Minha alma se estende pelas antigas florestas da minha Itália, até as colinas banhadas de sol, até os ventos do cisne e do corvo que fala a verdade.

Muito amada pelo pai, sua mãe, Amata, é distante e se ressente de não ter um filho homem. Assim, tudo o que Lavínia tem são seus rituais sagrados e seu pai. Seu mundo começa a mudar quando os pretendentes batem à porta do rei querendo sua mão. Sua mãe quer que Lavínia se case com o belo e ambicioso Turno, um rei local, porém não é o que as profecias e presságios dizem sobre o futuro da jovem. Lavínia está destinada a se casar com um estrangeiro e por conta dela ocorrerá uma guerra. O oráculo também lhe diz que seu futuro marido não viverá muito tempo. Então, quando uma frota de navios troianos chega pelo rio Tibre, Lavínia decide tomar as rédeas de seu próprio destino.

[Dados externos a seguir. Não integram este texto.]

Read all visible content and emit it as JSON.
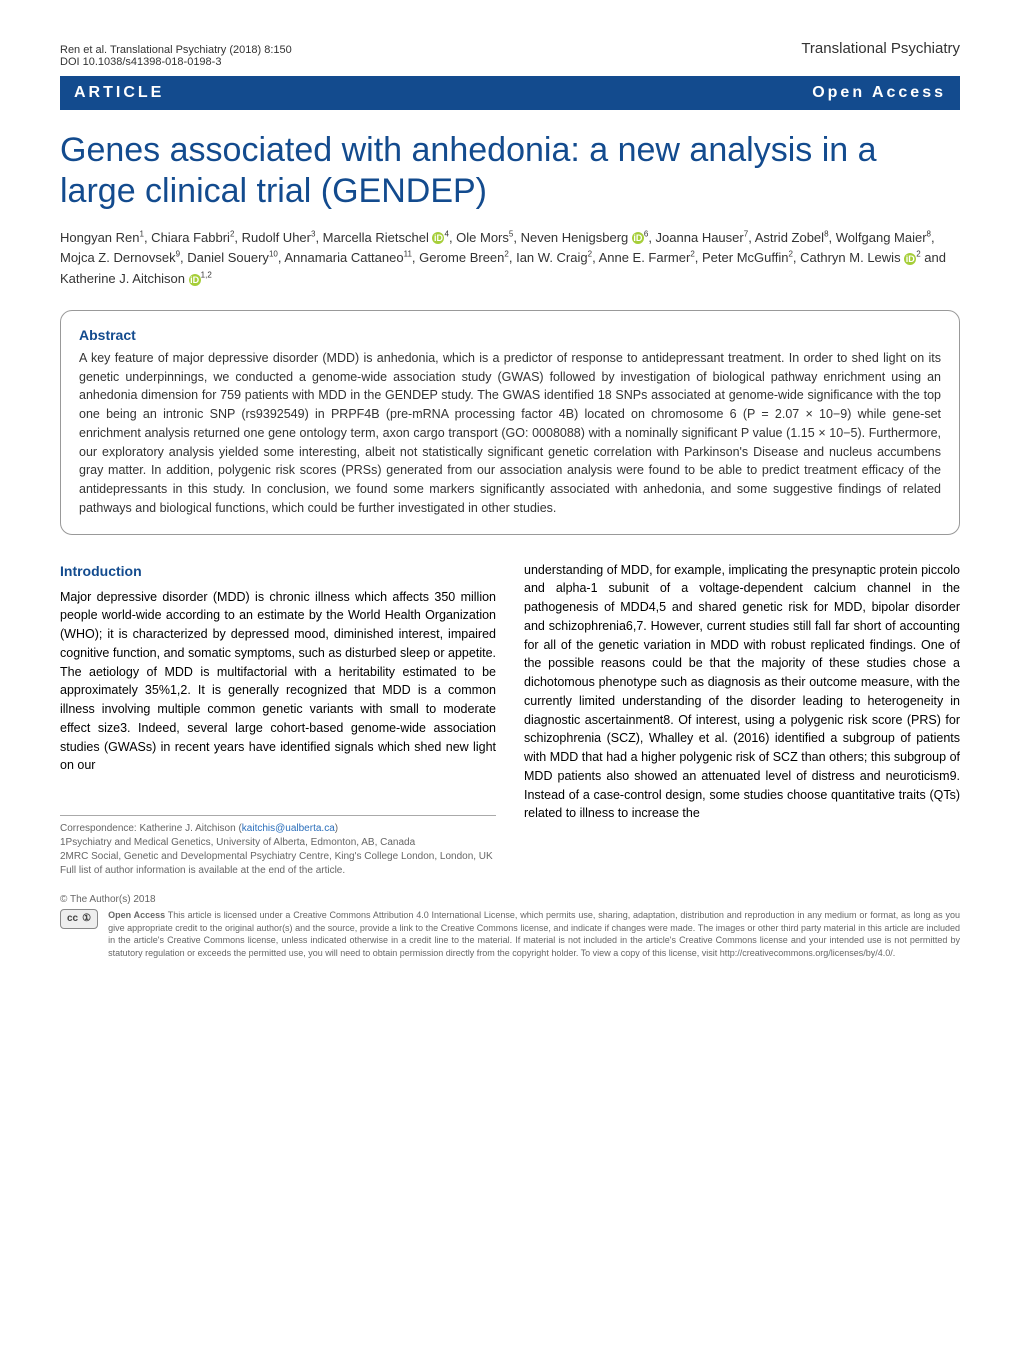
{
  "header": {
    "citation": "Ren et al. Translational Psychiatry   (2018) 8:150",
    "doi": "DOI 10.1038/s41398-018-0198-3",
    "journal": "Translational Psychiatry"
  },
  "article_bar": {
    "type": "ARTICLE",
    "access": "Open Access"
  },
  "title": "Genes associated with anhedonia: a new analysis in a large clinical trial (GENDEP)",
  "authors_html": "Hongyan Ren<sup>1</sup>, Chiara Fabbri<sup>2</sup>, Rudolf Uher<sup>3</sup>, Marcella Rietschel <span class='orcid-icon' data-name='orcid-icon' data-interactable='false'>iD</span><sup>4</sup>, Ole Mors<sup>5</sup>, Neven Henigsberg <span class='orcid-icon' data-name='orcid-icon' data-interactable='false'>iD</span><sup>6</sup>, Joanna Hauser<sup>7</sup>, Astrid Zobel<sup>8</sup>, Wolfgang Maier<sup>8</sup>, Mojca Z. Dernovsek<sup>9</sup>, Daniel Souery<sup>10</sup>, Annamaria Cattaneo<sup>11</sup>, Gerome Breen<sup>2</sup>, Ian W. Craig<sup>2</sup>, Anne E. Farmer<sup>2</sup>, Peter McGuffin<sup>2</sup>, Cathryn M. Lewis <span class='orcid-icon' data-name='orcid-icon' data-interactable='false'>iD</span><sup>2</sup> and Katherine J. Aitchison <span class='orcid-icon' data-name='orcid-icon' data-interactable='false'>iD</span><sup>1,2</sup>",
  "abstract": {
    "heading": "Abstract",
    "text": "A key feature of major depressive disorder (MDD) is anhedonia, which is a predictor of response to antidepressant treatment. In order to shed light on its genetic underpinnings, we conducted a genome-wide association study (GWAS) followed by investigation of biological pathway enrichment using an anhedonia dimension for 759 patients with MDD in the GENDEP study. The GWAS identified 18 SNPs associated at genome-wide significance with the top one being an intronic SNP (rs9392549) in PRPF4B (pre-mRNA processing factor 4B) located on chromosome 6 (P = 2.07 × 10−9) while gene-set enrichment analysis returned one gene ontology term, axon cargo transport (GO: 0008088) with a nominally significant P value (1.15 × 10−5). Furthermore, our exploratory analysis yielded some interesting, albeit not statistically significant genetic correlation with Parkinson's Disease and nucleus accumbens gray matter. In addition, polygenic risk scores (PRSs) generated from our association analysis were found to be able to predict treatment efficacy of the antidepressants in this study. In conclusion, we found some markers significantly associated with anhedonia, and some suggestive findings of related pathways and biological functions, which could be further investigated in other studies."
  },
  "introduction": {
    "heading": "Introduction",
    "col1": "Major depressive disorder (MDD) is chronic illness which affects 350 million people world-wide according to an estimate by the World Health Organization (WHO); it is characterized by depressed mood, diminished interest, impaired cognitive function, and somatic symptoms, such as disturbed sleep or appetite. The aetiology of MDD is multifactorial with a heritability estimated to be approximately 35%1,2. It is generally recognized that MDD is a common illness involving multiple common genetic variants with small to moderate effect size3. Indeed, several large cohort-based genome-wide association studies (GWASs) in recent years have identified signals which shed new light on our",
    "col2": "understanding of MDD, for example, implicating the presynaptic protein piccolo and alpha-1 subunit of a voltage-dependent calcium channel in the pathogenesis of MDD4,5 and shared genetic risk for MDD, bipolar disorder and schizophrenia6,7. However, current studies still fall far short of accounting for all of the genetic variation in MDD with robust replicated findings. One of the possible reasons could be that the majority of these studies chose a dichotomous phenotype such as diagnosis as their outcome measure, with the currently limited understanding of the disorder leading to heterogeneity in diagnostic ascertainment8. Of interest, using a polygenic risk score (PRS) for schizophrenia (SCZ), Whalley et al. (2016) identified a subgroup of patients with MDD that had a higher polygenic risk of SCZ than others; this subgroup of MDD patients also showed an attenuated level of distress and neuroticism9. Instead of a case-control design, some studies choose quantitative traits (QTs) related to illness to increase the"
  },
  "correspondence": {
    "line1": "Correspondence: Katherine J. Aitchison (kaitchis@ualberta.ca)",
    "aff1": "1Psychiatry and Medical Genetics, University of Alberta, Edmonton, AB, Canada",
    "aff2": "2MRC Social, Genetic and Developmental Psychiatry Centre, King's College London, London, UK",
    "full_list": "Full list of author information is available at the end of the article."
  },
  "copyright": "© The Author(s) 2018",
  "license": {
    "badge": "cc  ①  BY",
    "bold": "Open Access",
    "text": " This article is licensed under a Creative Commons Attribution 4.0 International License, which permits use, sharing, adaptation, distribution and reproduction in any medium or format, as long as you give appropriate credit to the original author(s) and the source, provide a link to the Creative Commons license, and indicate if changes were made. The images or other third party material in this article are included in the article's Creative Commons license, unless indicated otherwise in a credit line to the material. If material is not included in the article's Creative Commons license and your intended use is not permitted by statutory regulation or exceeds the permitted use, you will need to obtain permission directly from the copyright holder. To view a copy of this license, visit http://creativecommons.org/licenses/by/4.0/."
  },
  "colors": {
    "brand_blue": "#134b8e",
    "link_blue": "#2a6ebb",
    "orcid_green": "#a6ce39",
    "text_gray": "#333333",
    "light_gray": "#666666",
    "border_gray": "#999999",
    "background": "#ffffff"
  },
  "typography": {
    "title_fontsize": 34,
    "body_fontsize": 12.5,
    "abstract_fontsize": 12.5,
    "heading_fontsize": 14,
    "footer_fontsize": 10,
    "license_fontsize": 9
  }
}
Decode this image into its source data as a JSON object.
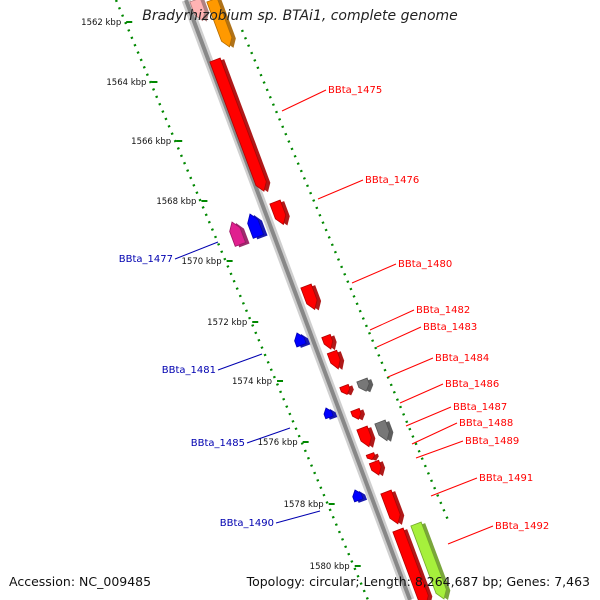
{
  "genome_title": "Bradyrhizobium sp. BTAi1, complete genome",
  "footer": {
    "accession_label": "Accession:",
    "accession": "NC_009485",
    "topology_label": "Topology:",
    "topology": "circular",
    "length_label": "Length:",
    "length": "8,264,687 bp",
    "genes_label": "Genes:",
    "genes": "7,463"
  },
  "ticks": [
    "1562 kbp",
    "1564 kbp",
    "1566 kbp",
    "1568 kbp",
    "1570 kbp",
    "1572 kbp",
    "1574 kbp",
    "1576 kbp",
    "1578 kbp",
    "1580 kbp"
  ],
  "colors": {
    "forward_label": "#ff0000",
    "reverse_label": "#0000b0",
    "gene_red": "#ff0000",
    "gene_blue": "#0000ff",
    "gene_gray": "#777777",
    "gene_magenta": "#e0208f",
    "gene_orange": "#ff9900",
    "gene_lime": "#a6f03c",
    "gene_pink": "#ffb3b3",
    "backbone": "#888888",
    "ruler": "#008800"
  },
  "labels_forward": [
    "BBta_1475",
    "BBta_1476",
    "BBta_1480",
    "BBta_1482",
    "BBta_1483",
    "BBta_1484",
    "BBta_1486",
    "BBta_1487",
    "BBta_1488",
    "BBta_1489",
    "BBta_1491",
    "BBta_1492"
  ],
  "labels_reverse": [
    "BBta_1477",
    "BBta_1481",
    "BBta_1485",
    "BBta_1490"
  ]
}
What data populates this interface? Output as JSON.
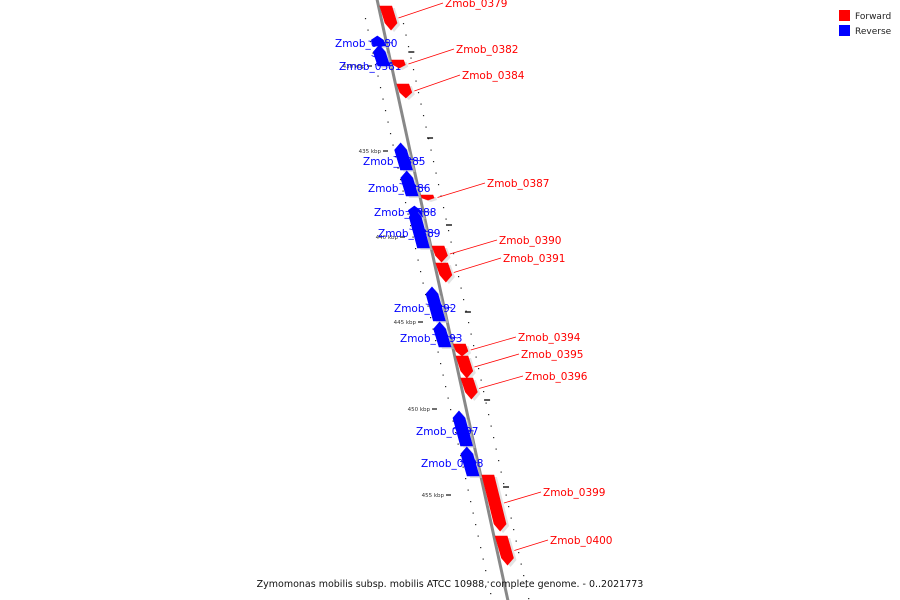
{
  "caption": "Zymomonas mobilis subsp. mobilis ATCC 10988, complete genome. - 0..2021773",
  "colors": {
    "forward": "#ff0000",
    "reverse": "#0000ff",
    "backbone": "#888888"
  },
  "legend": [
    {
      "key": "forward",
      "label": "Forward"
    },
    {
      "key": "reverse",
      "label": "Reverse"
    }
  ],
  "kbp_ticks": [
    "430 kbp",
    "435 kbp",
    "440 kbp",
    "445 kbp",
    "450 kbp",
    "455 kbp"
  ],
  "genes": [
    {
      "label": "Zmob_0379",
      "strand": "forward"
    },
    {
      "label": "Zmob_0380",
      "strand": "reverse"
    },
    {
      "label": "Zmob_0381",
      "strand": "reverse"
    },
    {
      "label": "Zmob_0382",
      "strand": "forward"
    },
    {
      "label": "Zmob_0384",
      "strand": "forward"
    },
    {
      "label": "Zmob_0385",
      "strand": "reverse"
    },
    {
      "label": "Zmob_0386",
      "strand": "reverse"
    },
    {
      "label": "Zmob_0387",
      "strand": "forward"
    },
    {
      "label": "Zmob_0388",
      "strand": "reverse"
    },
    {
      "label": "Zmob_0389",
      "strand": "reverse"
    },
    {
      "label": "Zmob_0390",
      "strand": "forward"
    },
    {
      "label": "Zmob_0391",
      "strand": "forward"
    },
    {
      "label": "Zmob_0392",
      "strand": "reverse"
    },
    {
      "label": "Zmob_0393",
      "strand": "reverse"
    },
    {
      "label": "Zmob_0394",
      "strand": "forward"
    },
    {
      "label": "Zmob_0395",
      "strand": "forward"
    },
    {
      "label": "Zmob_0396",
      "strand": "forward"
    },
    {
      "label": "Zmob_0397",
      "strand": "reverse"
    },
    {
      "label": "Zmob_0398",
      "strand": "reverse"
    },
    {
      "label": "Zmob_0399",
      "strand": "forward"
    },
    {
      "label": "Zmob_0400",
      "strand": "forward"
    }
  ]
}
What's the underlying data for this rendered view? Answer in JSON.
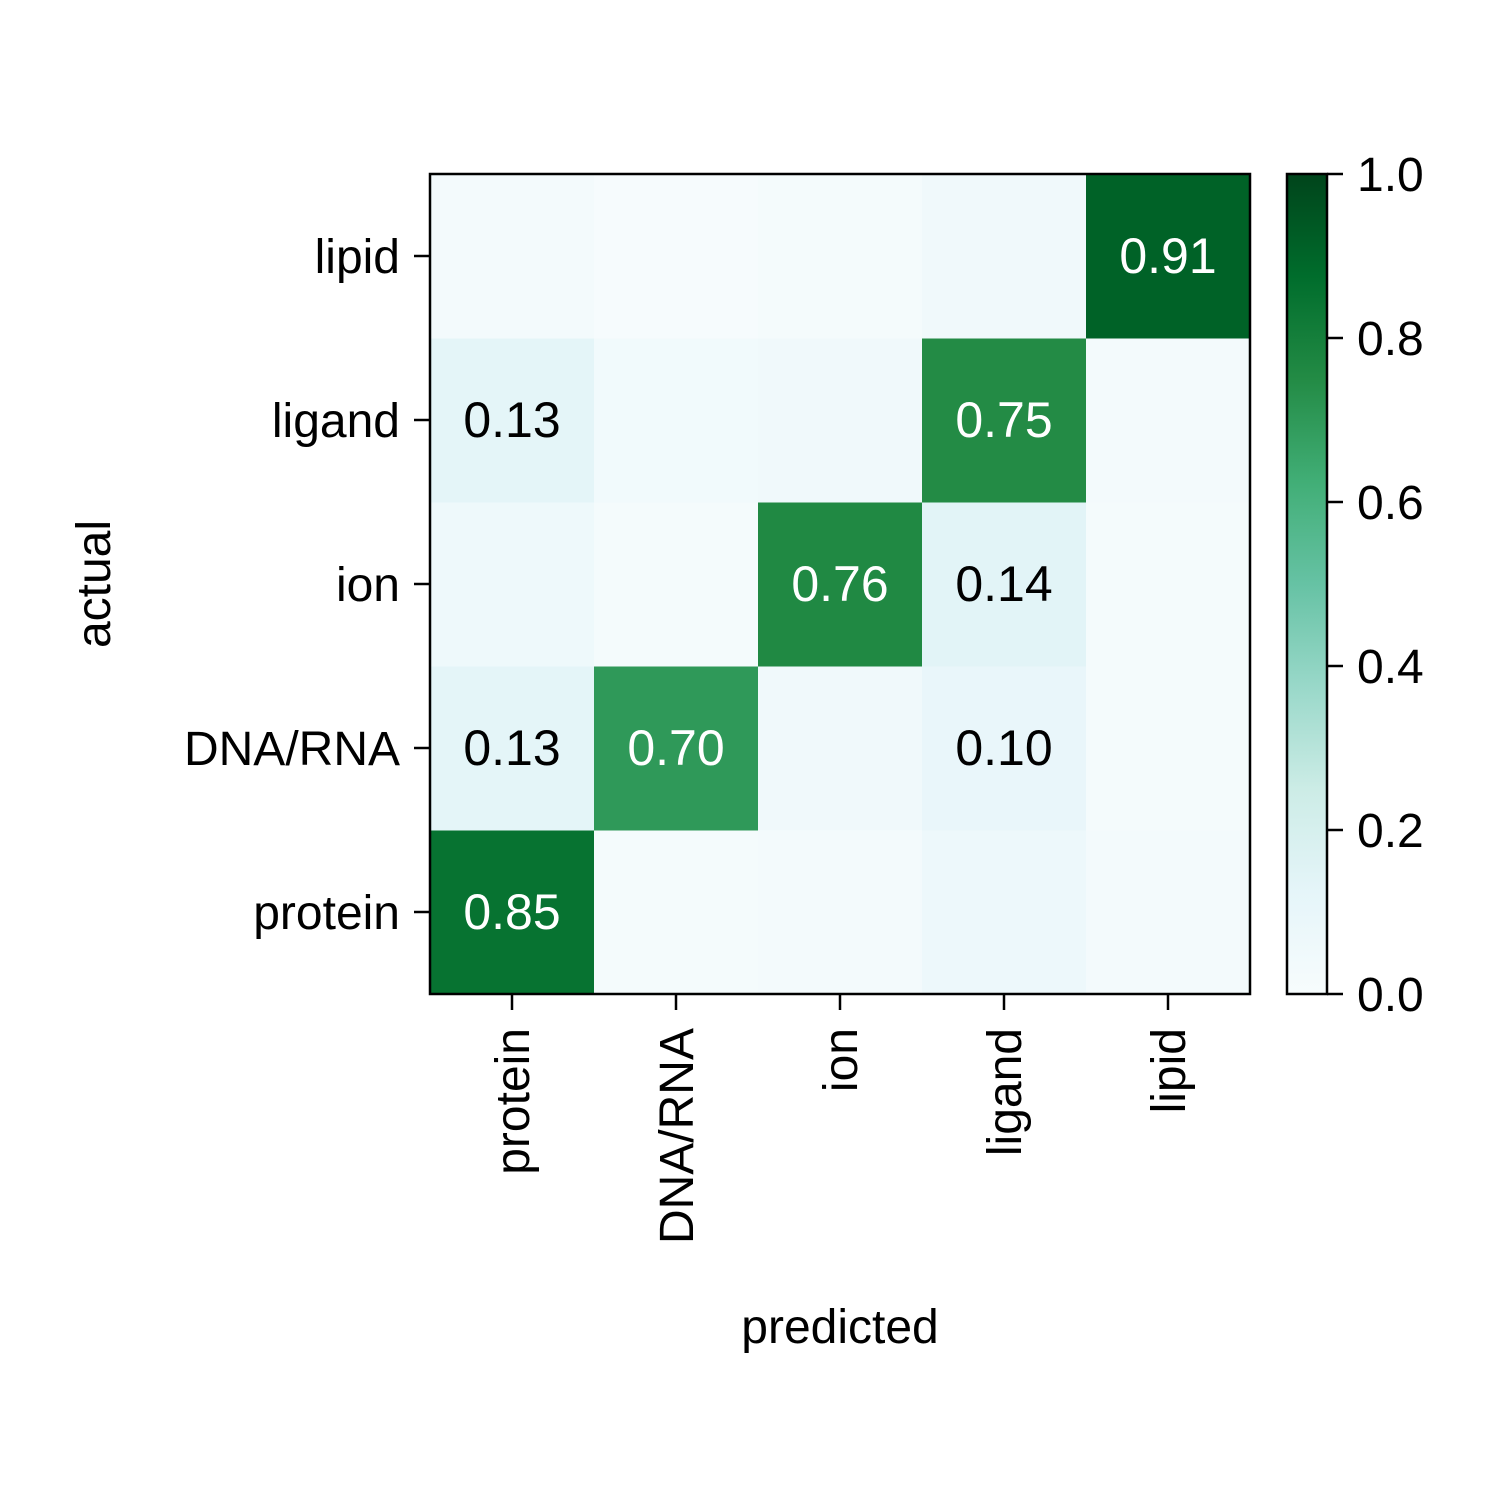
{
  "chart_data": {
    "type": "heatmap",
    "title": "",
    "xlabel": "predicted",
    "ylabel": "actual",
    "x_categories": [
      "protein",
      "DNA/RNA",
      "ion",
      "ligand",
      "lipid"
    ],
    "y_categories": [
      "protein",
      "DNA/RNA",
      "ion",
      "ligand",
      "lipid"
    ],
    "values": [
      [
        0.85,
        0.02,
        0.03,
        0.07,
        0.03
      ],
      [
        0.13,
        0.7,
        0.05,
        0.1,
        0.02
      ],
      [
        0.06,
        0.02,
        0.76,
        0.14,
        0.02
      ],
      [
        0.13,
        0.04,
        0.05,
        0.75,
        0.03
      ],
      [
        0.03,
        0.01,
        0.02,
        0.05,
        0.91
      ]
    ],
    "annotations": [
      {
        "row": 0,
        "col": 0,
        "text": "0.85"
      },
      {
        "row": 1,
        "col": 0,
        "text": "0.13"
      },
      {
        "row": 1,
        "col": 1,
        "text": "0.70"
      },
      {
        "row": 1,
        "col": 3,
        "text": "0.10"
      },
      {
        "row": 2,
        "col": 2,
        "text": "0.76"
      },
      {
        "row": 2,
        "col": 3,
        "text": "0.14"
      },
      {
        "row": 3,
        "col": 0,
        "text": "0.13"
      },
      {
        "row": 3,
        "col": 3,
        "text": "0.75"
      },
      {
        "row": 4,
        "col": 4,
        "text": "0.91"
      }
    ],
    "colorbar": {
      "range": [
        0.0,
        1.0
      ],
      "ticks": [
        "0.0",
        "0.2",
        "0.4",
        "0.6",
        "0.8",
        "1.0"
      ],
      "colormap": [
        "#f7fcfd",
        "#e5f5f9",
        "#ccece6",
        "#99d8c9",
        "#66c2a4",
        "#41ae76",
        "#238b45",
        "#006d2c",
        "#00441b"
      ]
    },
    "annotation_text_colors": {
      "light_cell": "#000000",
      "dark_cell": "#ffffff"
    },
    "grid": false
  }
}
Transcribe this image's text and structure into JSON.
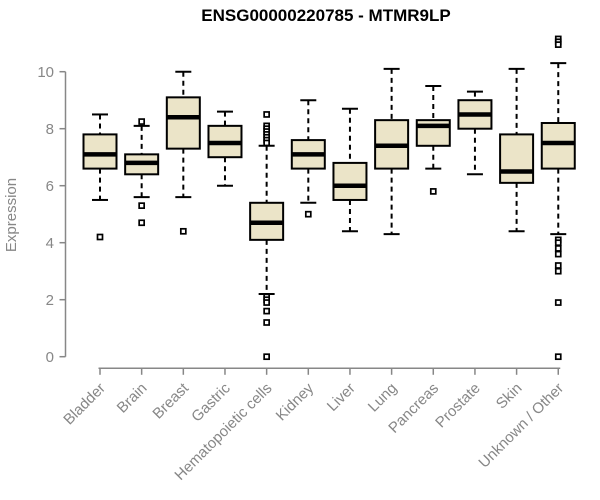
{
  "chart_data": {
    "type": "boxplot",
    "title": "ENSG00000220785 - MTMR9LP",
    "ylabel": "Expression",
    "xlabel": "",
    "ylim": [
      0,
      10
    ],
    "yticks": [
      0,
      2,
      4,
      6,
      8,
      10
    ],
    "grid": false,
    "legend": false,
    "colors": {
      "box_fill": "#ebe4c8",
      "box_stroke": "#000000",
      "whisker": "#000000",
      "axis": "#878787",
      "tick_label": "#878787",
      "title": "#000000",
      "background": "#ffffff"
    },
    "categories": [
      "Bladder",
      "Brain",
      "Breast",
      "Gastric",
      "Hematopoietic cells",
      "Kidney",
      "Liver",
      "Lung",
      "Pancreas",
      "Prostate",
      "Skin",
      "Unknown / Other"
    ],
    "series": [
      {
        "name": "Bladder",
        "whisker_low": 5.5,
        "q1": 6.6,
        "median": 7.1,
        "q3": 7.8,
        "whisker_high": 8.5,
        "outliers": [
          4.2
        ]
      },
      {
        "name": "Brain",
        "whisker_low": 5.6,
        "q1": 6.4,
        "median": 6.8,
        "q3": 7.1,
        "whisker_high": 8.1,
        "outliers": [
          8.25,
          5.3,
          4.7
        ]
      },
      {
        "name": "Breast",
        "whisker_low": 5.6,
        "q1": 7.3,
        "median": 8.4,
        "q3": 9.1,
        "whisker_high": 10.0,
        "outliers": [
          4.4
        ]
      },
      {
        "name": "Gastric",
        "whisker_low": 6.0,
        "q1": 7.0,
        "median": 7.5,
        "q3": 8.1,
        "whisker_high": 8.6,
        "outliers": []
      },
      {
        "name": "Hematopoietic cells",
        "whisker_low": 2.2,
        "q1": 4.1,
        "median": 4.7,
        "q3": 5.4,
        "whisker_high": 7.4,
        "outliers": [
          8.5,
          8.1,
          8.0,
          7.9,
          7.8,
          7.7,
          7.6,
          7.5,
          2.1,
          2.0,
          1.9,
          1.6,
          1.2,
          0.0
        ]
      },
      {
        "name": "Kidney",
        "whisker_low": 5.4,
        "q1": 6.6,
        "median": 7.1,
        "q3": 7.6,
        "whisker_high": 9.0,
        "outliers": [
          5.0
        ]
      },
      {
        "name": "Liver",
        "whisker_low": 4.4,
        "q1": 5.5,
        "median": 6.0,
        "q3": 6.8,
        "whisker_high": 8.7,
        "outliers": []
      },
      {
        "name": "Lung",
        "whisker_low": 4.3,
        "q1": 6.6,
        "median": 7.4,
        "q3": 8.3,
        "whisker_high": 10.1,
        "outliers": []
      },
      {
        "name": "Pancreas",
        "whisker_low": 6.6,
        "q1": 7.4,
        "median": 8.1,
        "q3": 8.3,
        "whisker_high": 9.5,
        "outliers": [
          5.8
        ]
      },
      {
        "name": "Prostate",
        "whisker_low": 6.4,
        "q1": 8.0,
        "median": 8.5,
        "q3": 9.0,
        "whisker_high": 9.3,
        "outliers": []
      },
      {
        "name": "Skin",
        "whisker_low": 4.4,
        "q1": 6.1,
        "median": 6.5,
        "q3": 7.8,
        "whisker_high": 10.1,
        "outliers": []
      },
      {
        "name": "Unknown / Other",
        "whisker_low": 4.3,
        "q1": 6.6,
        "median": 7.5,
        "q3": 8.2,
        "whisker_high": 10.3,
        "outliers": [
          11.15,
          11.05,
          10.95,
          4.1,
          4.0,
          3.8,
          3.6,
          3.2,
          3.0,
          1.9,
          0.0
        ]
      }
    ]
  }
}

Com uma prosa delicada, Le Guin nos insere nesse mundo simples de Lavínia de uma maneira que nos faz sentir o sol sobre a pele e o aroma dos campos. Diferente da poderosa Roma e de suas construções espetaculares, o que temos é uma sociedade agrícola, que vive seus dias sob o jugo das estações e dos espíritos do lar e da montanha. Os grandes e furiosos deuses não existem nessa narrativa. Os latinos pescam, caçam, plantam. Mas quando Lavínia visita um oráculo, ela descobre que um poeta decidiu escrever sobre sua vida. É através dele que ela conhece seu futuro.

Lavínia é uma personagem de pouco protagonismo na Eneida, já que Virgílio a escreveu para glorificar os grandes heróis, não as mulheres. Mas aqui Lavínia assume a ação. Ela não é uma guerreira, afinal é uma sociedade patriarcal e isso fica bem evidente pelas posições tomadas pelas mulheres ao longo da leitura, mas ela faz o que pode dentro do seu mundo. Lavínia honra os espíritos locais, mantém o fogo sagrado aceso, mantém os celeiros cheios.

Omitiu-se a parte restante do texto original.